Anche se i giudici della Corte più conservatori, come Clarence Thomas e Amy Coney Barrett, si sono mostrati scettici rispetto alle richieste dell’Alliance for Hippocratic Medicine, l’impatto di questa causa non va sottovalutato. In gioco c’è infatti la credibilità dell’Fda e, più in generale, delle agenzie governative. Inoltre, la causa è appoggiata da Alliance Defending Freedom, la stessa lobby giuridica della destra cristiana che ha portato al ribaltamento della sentenza Roe v. Wade. Alliance Defending Freedom negli ultimi anni ha collezionato una serie impressionante di vittorie contro i diritti civili delle donne e delle minoranze sessuali, estendendo la sua influenza anche fuori dai confini degli Stati Uniti, agendo anche in Europa grazie alla sua divisione internazionale.

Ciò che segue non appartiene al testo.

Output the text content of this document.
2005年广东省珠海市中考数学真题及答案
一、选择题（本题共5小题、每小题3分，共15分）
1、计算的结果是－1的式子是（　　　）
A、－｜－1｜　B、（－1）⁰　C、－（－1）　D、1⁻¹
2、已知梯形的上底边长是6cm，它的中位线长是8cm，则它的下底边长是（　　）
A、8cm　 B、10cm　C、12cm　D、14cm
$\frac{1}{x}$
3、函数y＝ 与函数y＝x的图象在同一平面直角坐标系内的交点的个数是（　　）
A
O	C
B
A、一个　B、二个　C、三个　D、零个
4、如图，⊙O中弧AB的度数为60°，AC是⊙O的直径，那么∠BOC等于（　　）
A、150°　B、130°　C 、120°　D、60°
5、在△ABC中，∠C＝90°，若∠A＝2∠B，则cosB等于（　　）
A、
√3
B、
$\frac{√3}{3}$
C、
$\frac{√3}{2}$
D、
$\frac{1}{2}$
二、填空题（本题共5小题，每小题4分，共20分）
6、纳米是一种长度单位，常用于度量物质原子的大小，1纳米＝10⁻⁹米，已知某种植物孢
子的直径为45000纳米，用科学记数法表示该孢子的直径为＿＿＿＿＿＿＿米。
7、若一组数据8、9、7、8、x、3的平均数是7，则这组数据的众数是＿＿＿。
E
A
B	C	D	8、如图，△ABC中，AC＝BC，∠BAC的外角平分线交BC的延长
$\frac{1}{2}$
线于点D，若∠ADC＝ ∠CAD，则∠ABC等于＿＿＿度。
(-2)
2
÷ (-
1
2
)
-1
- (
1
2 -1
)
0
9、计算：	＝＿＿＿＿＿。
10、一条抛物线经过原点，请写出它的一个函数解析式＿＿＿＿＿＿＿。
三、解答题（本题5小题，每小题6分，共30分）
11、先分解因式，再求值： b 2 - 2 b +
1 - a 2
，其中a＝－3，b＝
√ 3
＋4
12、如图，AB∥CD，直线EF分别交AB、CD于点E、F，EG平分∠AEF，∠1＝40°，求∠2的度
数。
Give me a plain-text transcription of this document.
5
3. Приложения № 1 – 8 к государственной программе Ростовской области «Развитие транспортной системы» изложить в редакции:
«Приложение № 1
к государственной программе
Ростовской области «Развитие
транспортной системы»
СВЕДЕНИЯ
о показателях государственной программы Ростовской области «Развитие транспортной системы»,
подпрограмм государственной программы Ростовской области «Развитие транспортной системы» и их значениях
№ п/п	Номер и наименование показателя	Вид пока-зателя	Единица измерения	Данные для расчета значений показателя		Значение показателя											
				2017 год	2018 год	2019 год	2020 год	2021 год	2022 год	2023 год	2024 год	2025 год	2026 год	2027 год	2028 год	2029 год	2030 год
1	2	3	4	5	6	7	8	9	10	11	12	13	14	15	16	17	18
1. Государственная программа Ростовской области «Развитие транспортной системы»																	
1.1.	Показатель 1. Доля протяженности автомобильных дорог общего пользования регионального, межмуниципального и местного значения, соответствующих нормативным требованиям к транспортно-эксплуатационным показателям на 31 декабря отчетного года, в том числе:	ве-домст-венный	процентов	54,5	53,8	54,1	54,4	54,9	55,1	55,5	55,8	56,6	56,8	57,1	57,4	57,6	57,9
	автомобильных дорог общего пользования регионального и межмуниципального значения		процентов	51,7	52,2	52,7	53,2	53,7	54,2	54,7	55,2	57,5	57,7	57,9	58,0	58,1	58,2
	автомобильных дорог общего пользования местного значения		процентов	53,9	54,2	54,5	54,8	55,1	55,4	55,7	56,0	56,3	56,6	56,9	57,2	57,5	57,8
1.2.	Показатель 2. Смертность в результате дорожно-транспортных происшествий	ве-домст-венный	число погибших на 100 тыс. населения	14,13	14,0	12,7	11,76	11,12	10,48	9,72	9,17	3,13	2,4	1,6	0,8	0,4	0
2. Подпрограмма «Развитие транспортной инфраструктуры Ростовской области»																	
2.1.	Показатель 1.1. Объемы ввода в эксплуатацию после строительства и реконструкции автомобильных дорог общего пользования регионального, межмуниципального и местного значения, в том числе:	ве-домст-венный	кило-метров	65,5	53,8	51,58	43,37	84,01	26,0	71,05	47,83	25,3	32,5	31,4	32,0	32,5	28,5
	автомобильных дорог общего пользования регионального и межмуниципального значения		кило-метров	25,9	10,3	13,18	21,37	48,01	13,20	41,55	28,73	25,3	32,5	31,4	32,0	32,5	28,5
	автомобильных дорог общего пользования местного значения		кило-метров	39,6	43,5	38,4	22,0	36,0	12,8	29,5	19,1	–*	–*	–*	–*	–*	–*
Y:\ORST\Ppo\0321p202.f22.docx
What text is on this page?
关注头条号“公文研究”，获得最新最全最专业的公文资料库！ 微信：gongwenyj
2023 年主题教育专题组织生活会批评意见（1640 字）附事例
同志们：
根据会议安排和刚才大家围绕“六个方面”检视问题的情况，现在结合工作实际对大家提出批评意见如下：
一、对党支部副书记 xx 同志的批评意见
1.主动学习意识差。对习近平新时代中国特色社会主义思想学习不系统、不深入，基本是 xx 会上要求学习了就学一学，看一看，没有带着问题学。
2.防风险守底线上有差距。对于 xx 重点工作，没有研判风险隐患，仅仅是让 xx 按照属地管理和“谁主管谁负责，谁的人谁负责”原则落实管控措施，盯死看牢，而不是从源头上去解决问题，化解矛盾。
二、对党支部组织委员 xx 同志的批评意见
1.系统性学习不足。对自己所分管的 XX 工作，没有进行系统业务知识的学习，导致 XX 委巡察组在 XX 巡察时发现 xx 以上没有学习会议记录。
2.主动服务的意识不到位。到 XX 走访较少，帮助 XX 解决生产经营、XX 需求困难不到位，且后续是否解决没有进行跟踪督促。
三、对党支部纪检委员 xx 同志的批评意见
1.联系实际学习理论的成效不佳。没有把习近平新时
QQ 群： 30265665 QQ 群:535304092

Se la Corte Suprema, come sembra, si pronuncerà per mantenere l’accesso all’aborto farmacologico, gli Stati Uniti avranno una chance di dimostrare che la loro democrazia è ancora funzionante. E, il mondo, di rendersi conto ancora una volta che i diritti delle donne non riguardano solo loro, ma hanno un impatto enorme sulla vita quotidiana di tutte le persone.